Hi Leo and thank you for this first stab.

The first thing to do is drop the case where trace data are salvaged
from ETB memory after a crash.  This method is not reliable and the
trace data is almost guaranteed to have some sort of corruption since
the debug power domain will be reset by the architecture.  On top of
things it only applies to the ETB.

Also function tmc_enable/disable_etf_sink() can be called hundreds of
times during a trace session.  Inserting and removing the panic
notifier is too much overhead.  The notifier should be added when a
session is started and removed when it ends.

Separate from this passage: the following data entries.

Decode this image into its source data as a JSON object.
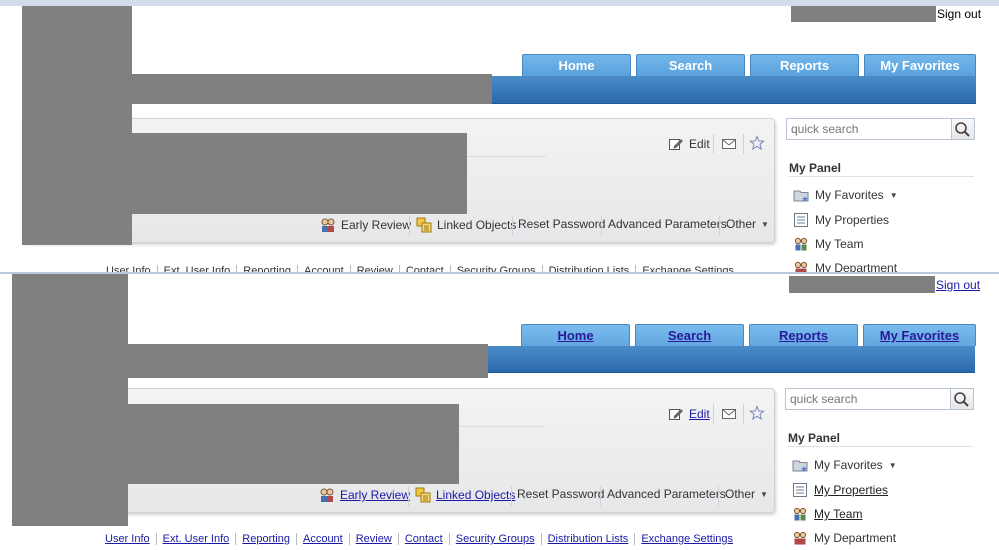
{
  "header": {
    "sign_out": "Sign out"
  },
  "tabs": [
    "Home",
    "Search",
    "Reports",
    "My Favorites"
  ],
  "actions": {
    "edit": "Edit",
    "early_review": "Early Review",
    "linked_objects": "Linked Objects",
    "reset_password": "Reset Password",
    "advanced_parameters": "Advanced Parameters",
    "other": "Other"
  },
  "search": {
    "placeholder": "quick search"
  },
  "panel": {
    "title": "My Panel",
    "items": [
      "My Favorites",
      "My Properties",
      "My Team",
      "My Department"
    ]
  },
  "subnav": [
    "User Info",
    "Ext. User Info",
    "Reporting",
    "Account",
    "Review",
    "Contact",
    "Security Groups",
    "Distribution Lists",
    "Exchange Settings"
  ],
  "colors": {
    "tab": "#5aa2dc",
    "bar": "#2a69ac",
    "link": "#1a1aa6",
    "redaction": "#808080"
  }
}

Your patchset doesn't deal with trace configuration, and that is a
serious problem.  Trace data can't be decoded without them.  What we
have for perf [1] is already working well and I would like to avoid
having to parse two different header format.  The header could be
inserted at the beginning of the file that is retreived after a crash
dump.

Last but not least we need to come up with an API to deal with the
kernel crash dump functionality. From there sinks could chose to
simply call the API when they are ready.  All the crash dump specific
stuff happens in the coresight crash dump code while everything
related to the sinks (of any kind) happens in the driver.  Look at
coresight-etm-perf.c for an idea of what I mean.

Regards,
Mathieu

[1]. http://lxr.free-electrons.com/source/tools/perf/util/cs-etm.h
>

>

> Leo Yan (4):

>   coresight: tmc: check dump buffer is overflow

>   coresight: tmc: set read pointer before dump RAM

>   coresight: tmc: dump RAM when device is disabled

>   coresight: tmc: dump RAM for panic

>

>  drivers/hwtracing/coresight/coresight-tmc-etf.c | 86 ++++++++++++++++++++++++-

>  drivers/hwtracing/coresight/coresight-tmc.h     |  2 +

>  2 files changed, 85 insertions(+), 3 deletions(-)

>

> --

> 2.7.4

>